The red ring just glanced off the tiny goal post. Dang it. “I guess.”


He disappeared momentarily from my guarded field of vision, returning with a blank sheet of typing paper and a pencil. He slid them over to me, jostling my plastic diversion. I took the hint and grudgingly set it aside. “What do you want me to draw?”


We made eye contact for the first time in a good fifteen minutes. “I’d like you to draw your family,” he told me earnestly.


“You mean … just a picture of my family together?”


“However you like. Just draw each person in your family – your mom and dad, your sister, yourself, doing the things you do in your family. There’s no right or wrong way, just whatever makes sense to you. Can you do that for me?”


“Sure.” The smile was back, and I did my best to hide it as I bent over my paper, pencil in hand. This doctor thought he was so smart, but I knew this trick, too. Not from my sister, though; I had seen it on an episode of Full House. An earthquake had struck while the father was away from home, and the rest of the family didn’t know where he was at first. One of the daughters, Stephanie, got really traumatized by the event ­– nightmares or something – so finally, they took her to a child psychologist. The woman asked Stephanie to draw a picture of her family. Her finished product depicted everyone inside the house – except her father, whom she had drawn outside, because no one knew where he was. Thus they figured out the source of her anxiety, and the father made some lame reassurance that he would always be there for her, and everything was solved nice and neat in just one therapy session. Cue the credits, go to commercials.

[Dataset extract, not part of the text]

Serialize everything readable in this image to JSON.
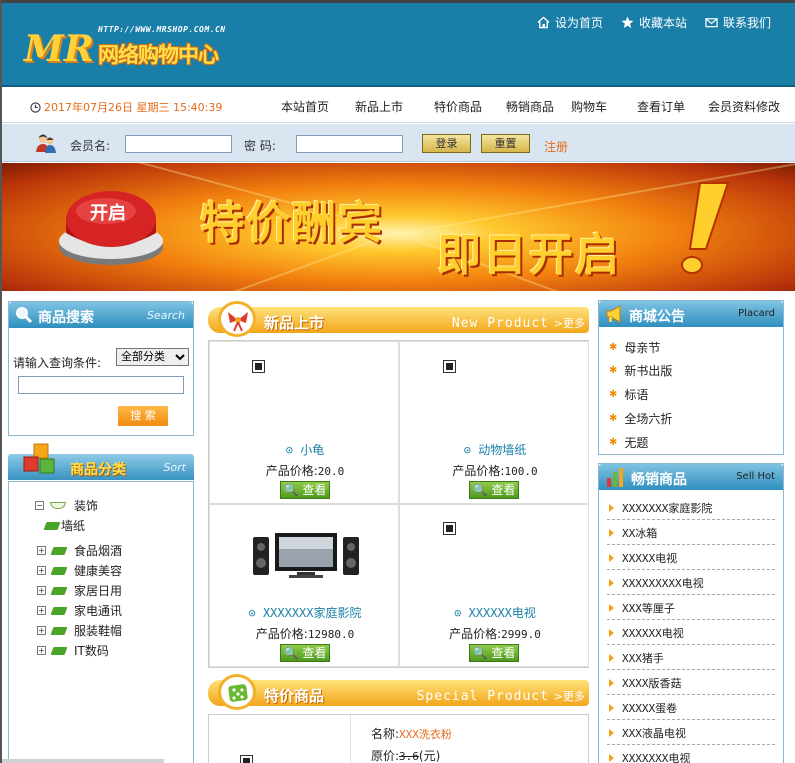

Well, I was onto this guy and his sneaky techniques, and I was smarter than transparent little Stephanie. Did he really think that just because I was ten, one drawing could crack the code to what was going on in my head? Thus I resolved to draw the most mundane picture of my family that I could – something he couldn’t possibly get a read on. Smug in my assured success, I set to work.

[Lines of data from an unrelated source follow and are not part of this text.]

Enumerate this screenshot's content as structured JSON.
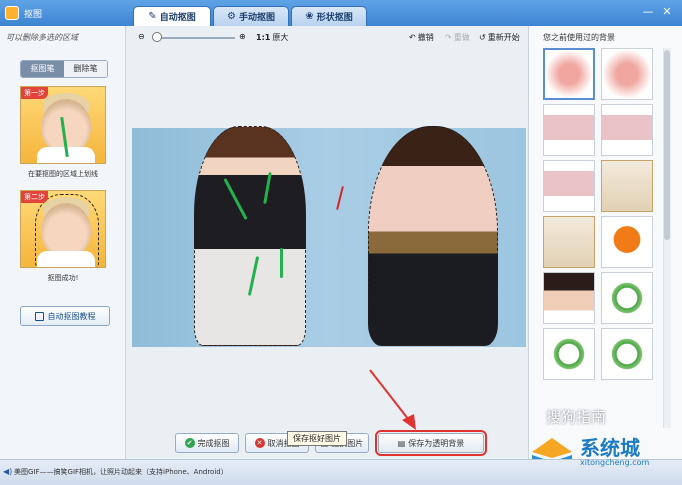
{
  "window": {
    "title": "抠图"
  },
  "tabs": [
    {
      "label": "自动抠图",
      "icon": "brush-icon"
    },
    {
      "label": "手动抠图",
      "icon": "gear-icon"
    },
    {
      "label": "形状抠图",
      "icon": "shape-icon"
    }
  ],
  "left": {
    "hint": "可以删除多选的区域",
    "modes": [
      "抠图笔",
      "删除笔"
    ],
    "step1_badge": "第一步",
    "step1_label": "在要抠图的区域上划线",
    "step2_badge": "第二步",
    "step2_label": "抠图成功!",
    "tutorial": "自动抠图教程"
  },
  "toolbar": {
    "ratio": "1:1",
    "original": "原大",
    "undo": "撤销",
    "redo": "重做",
    "restart": "重新开始"
  },
  "bottom": {
    "done": "完成抠图",
    "cancel": "取消抠图",
    "replace": "更换图片",
    "save": "保存为透明背景",
    "tooltip": "保存抠好图片"
  },
  "right": {
    "title": "您之前使用过的背景",
    "thumbs": [
      "pink",
      "pink",
      "photo",
      "photo",
      "photo",
      "cert",
      "cert",
      "bird",
      "face",
      "ring",
      "ring",
      "ring"
    ]
  },
  "status": {
    "text": "美图GIF——搞笑GIF相机，让照片动起来（支持iPhone、Android）"
  },
  "watermark": {
    "line1": "搜狗指南",
    "logo_text": "系统城",
    "url": "xitongcheng.com"
  },
  "colors": {
    "title_bar": "#4b92dc",
    "highlight": "#e0322f",
    "stroke": "#22b14c"
  }
}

I started by dividing the paper into four quarters, so I could focus on each person separately. (Correct: Little me unwittingly gave away the truth about our family with the very first stroke of the pencil.) Me first, of course – that was the easy part. What kind of stuff did I like to do? Putting my stick-figure self on horseback was a no-brainer. I added a little riding cap for a dash of panache.


Next up, my sister. What did Amy like to do? She was thirteen, and even though we still got along fine and played together sometimes, her interests made less sense to me by the day. I decided to play it safe, portraying her brushing her hair. Never mind that she never actually used a hairbrush in real life (her hair was super curly, and brushing turned it into a giant puffball); it was about the most boring symbol I could think of for typical older-sister crap.

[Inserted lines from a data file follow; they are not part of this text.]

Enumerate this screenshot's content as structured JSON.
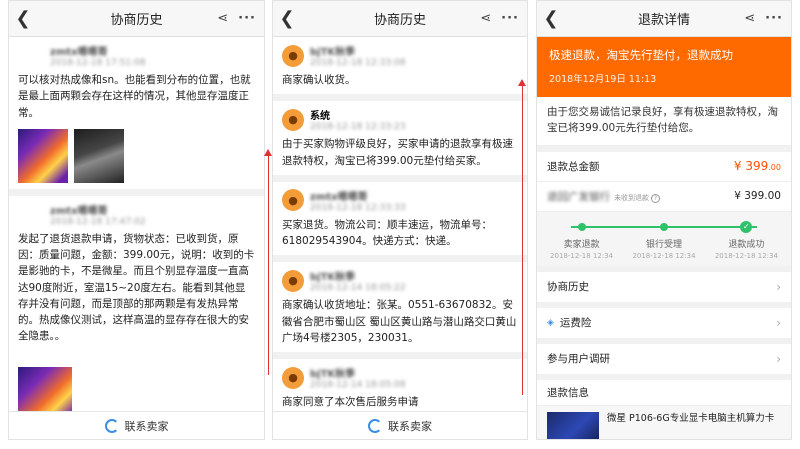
{
  "panel1": {
    "title": "协商历史",
    "posts": [
      {
        "name": "zmtx嗯嗯哥",
        "time": "2018-12-18 17:51:08",
        "text": "可以核对热成像和sn。也能看到分布的位置，也就是最上面两颗会存在这样的情况，其他显存温度正常。"
      },
      {
        "name": "zmtx嗯嗯哥",
        "time": "2018-12-18 17:47:02",
        "text": "发起了退货退款申请，货物状态：已收到货，原因：质量问题，金额：399.00元，说明：收到的卡是影驰的卡，不是微星。而且个别显存温度一直高达90度附近，室温15~20度左右。能看到其他显存并没有问题，而是顶部的那两颗是有发热异常的。热成像仪测试，这样高温的显存存在很大的安全隐患。。"
      }
    ],
    "contact": "联系卖家"
  },
  "panel2": {
    "title": "协商历史",
    "posts": [
      {
        "name": "bjTK秋季",
        "time": "2018-12-18 12:33:08",
        "text": "商家确认收货。"
      },
      {
        "name": "系统",
        "time": "2018-12-18 12:33:23",
        "text": "由于买家购物评级良好，买家申请的退款享有极速退款特权，淘宝已将399.00元垫付给买家。"
      },
      {
        "name": "zmtx嗯嗯哥",
        "time": "2018-12-18 12:33:33",
        "text": "买家退货。物流公司：顺丰速运，物流单号：618029543904。快递方式：快递。"
      },
      {
        "name": "bjTK秋季",
        "time": "2018-12-14 18:05:22",
        "text": "商家确认收货地址：张某。0551-63670832。安徽省合肥市蜀山区 蜀山区黄山路与潜山路交口黄山广场4号楼2305，230031。"
      },
      {
        "name": "bjTK秋季",
        "time": "2018-12-14 18:05:08",
        "text": "商家同意了本次售后服务申请"
      }
    ],
    "contact": "联系卖家"
  },
  "panel3": {
    "title": "退款详情",
    "status": "极速退款，淘宝先行垫付，退款成功",
    "status_time": "2018年12月19日 11:13",
    "desc": "由于您交易诚信记录良好，享有极速退款特权，淘宝已将399.00元先行垫付给您。",
    "total_label": "退款总金额",
    "total_value": "¥ 399",
    "total_decimals": ".00",
    "return_label": "退回广发银行",
    "return_note": "未收到退款",
    "return_value": "¥ 399.00",
    "steps": [
      {
        "label": "卖家退款",
        "time": "2018-12-18 12:34"
      },
      {
        "label": "银行受理",
        "time": "2018-12-18 12:34"
      },
      {
        "label": "退款成功",
        "time": "2018-12-18 12:34"
      }
    ],
    "history_label": "协商历史",
    "insurance_label": "运费险",
    "survey_label": "参与用户调研",
    "info_label": "退款信息",
    "product_name": "微星 P106-6G专业显卡电脑主机算力卡"
  },
  "colors": {
    "accent": "#ff6a00",
    "success": "#2fc26b",
    "annotation": "#dd3333"
  }
}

Moving right along: Mom. This was trickier. Like my dad, my mother spent most of her time at work, but my notions of what actually went on there were pretty vague; I really only knew her in Mom mode. What do moms do? That seemed pretty basic: I put her in front of the stove, frying pan in hand. Big, curly Afro squiggles. Smiling. Maybe that part was exaggerated, but hey, everyone’s mom cooks, right? Nothing noteworthy there.


My hand hesitated as I reached the final square. Dad was trickiest of all. He spent even more time at work than Mom, and I had even less idea of what he actually did there. But it’s not like I could draw him cooking or anything; clearly, that was Mom’s job. What did I usually see Dad doing when he wasn’t working?


Well, that was easy enough; usually when Dad wasn’t at the office working, he was away doing something else. Like boating. I wrapped up with a shot of my dad standing alone in his motorboat, fishing pole in hand. Don’t forget the mustache.


Satisfied, I slid my masterpiece of subterfuge back across the table. No way in hell he’d get anything out of that.


Thirty-one years later, I’m still on medication.